In project electrum, we need to ship not only the ES2015 source code, but also its transpiled version.

The way to go is to add a compile and a prebuild step for npm:

"scripts": {
  "compile": "babel -d lib/ src/",
  "prepublish": "npm run compile"
},
  • The compile step invokes Babel and outputs the transpiled files found in folder src to folder lib. Invoking the compile step is done with npm run compile.
  • The prepublish step launches compile. It will be automatically started as a result of doing an npm publish.

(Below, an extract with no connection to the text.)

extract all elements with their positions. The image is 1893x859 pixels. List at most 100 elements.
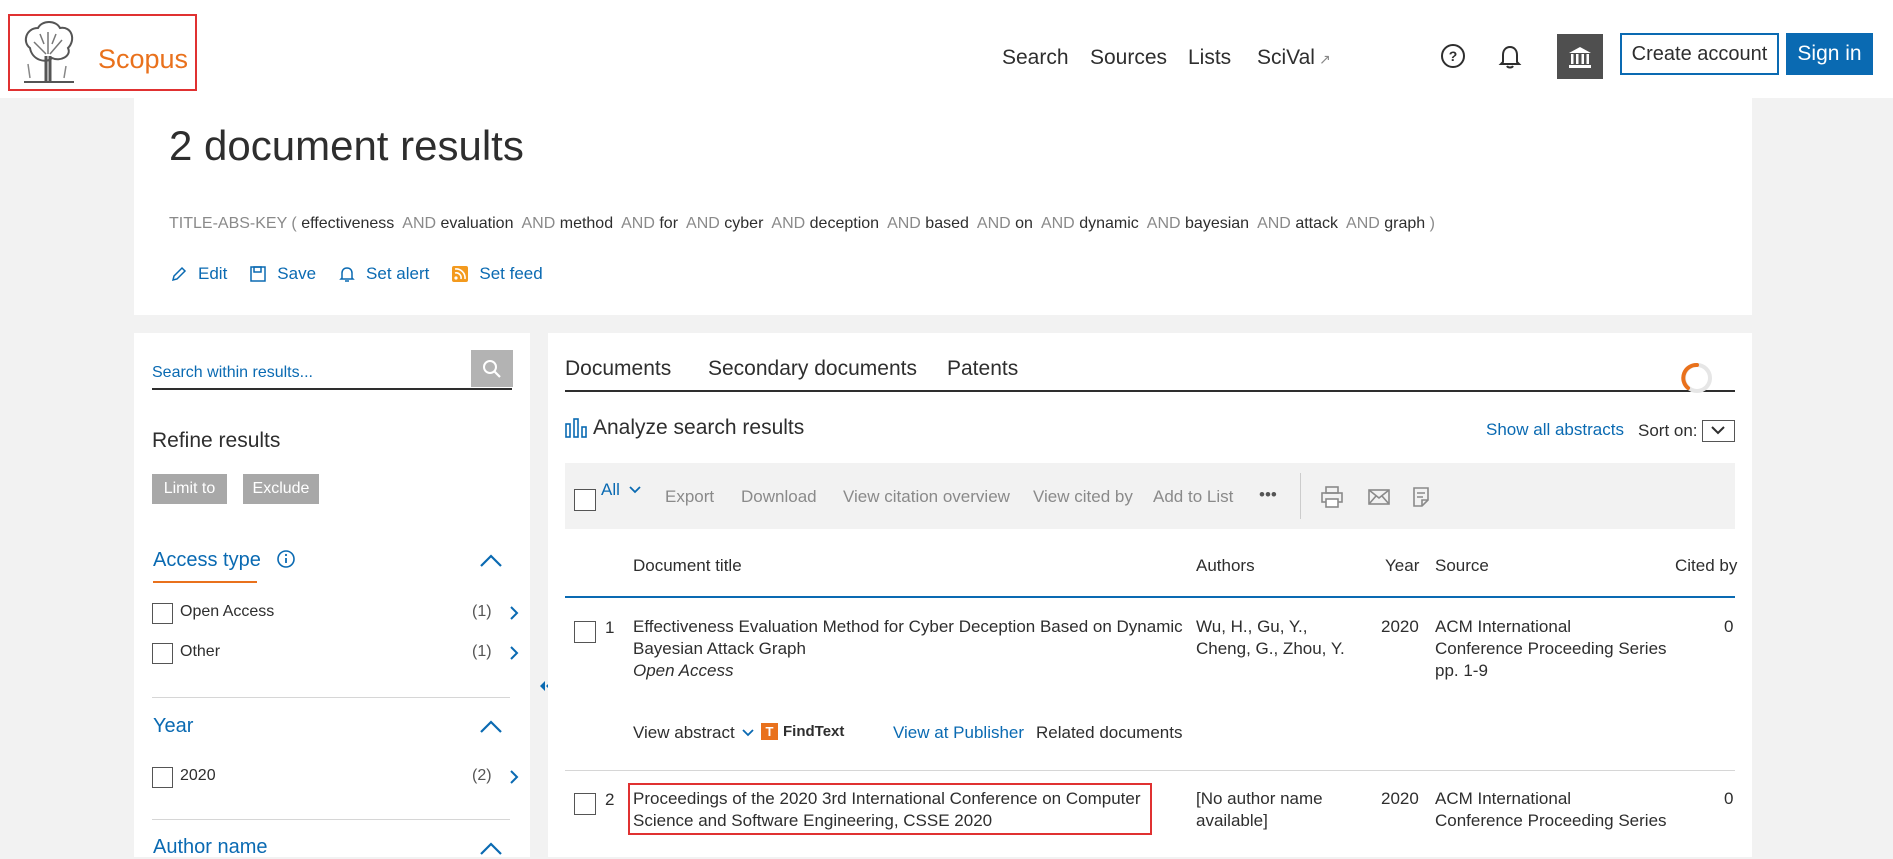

In order for the consumers of the electrum package to get the transpiled version of the code, the main property must be updated to point to lib:

"main": "lib/index.js"

I also modified my .gitignore file to exclude lib from being part of the git repository.

lib/

Having done that, I published an updated version of electrum using:

npm publish

…and voilà, here it is: https://www.npmjs.com/package/electrum

So npm install - where’s my lib?

Trying to consume the new electrum package did not succeed. I kept getting error messages from WebPack:

Module not found: Error: Cannot resolve module ‘electrum’ in S:\git\foo\bar

Why? Because node_modules/electrum does not contain a lib folder and lib/index.js cannot be found.

Here is the folder structure (use npm install electrum@1.1.2 if you want to have a look at the misbehaving package):

src
test
.babelrc
.npmignore
...

Do you see that .npmignore file? I did not define any in my package source, but there it is. And it contains:

lib/
node_modules/

This .npmignore is being synthesized by npm when running npm publish.

Why does lib/ get ignored?

Here is what the documentation says about .npmignore:

Use a .npmignore file to keep stuff out of your package. If there’s no .npmignore file, but there is a .gitignore file, then npm will ignore the stuff matched by the .gitignore file.

So npm is trying to be smart here: it sees that I don’t want lib/ to get included in my git repository, and it assumes that I don’t want it to be included it in the resulting package either.

The solution is simple:

If you want to include something that is excluded by your .gitignore file, you can create an empty .npmignore file to override it.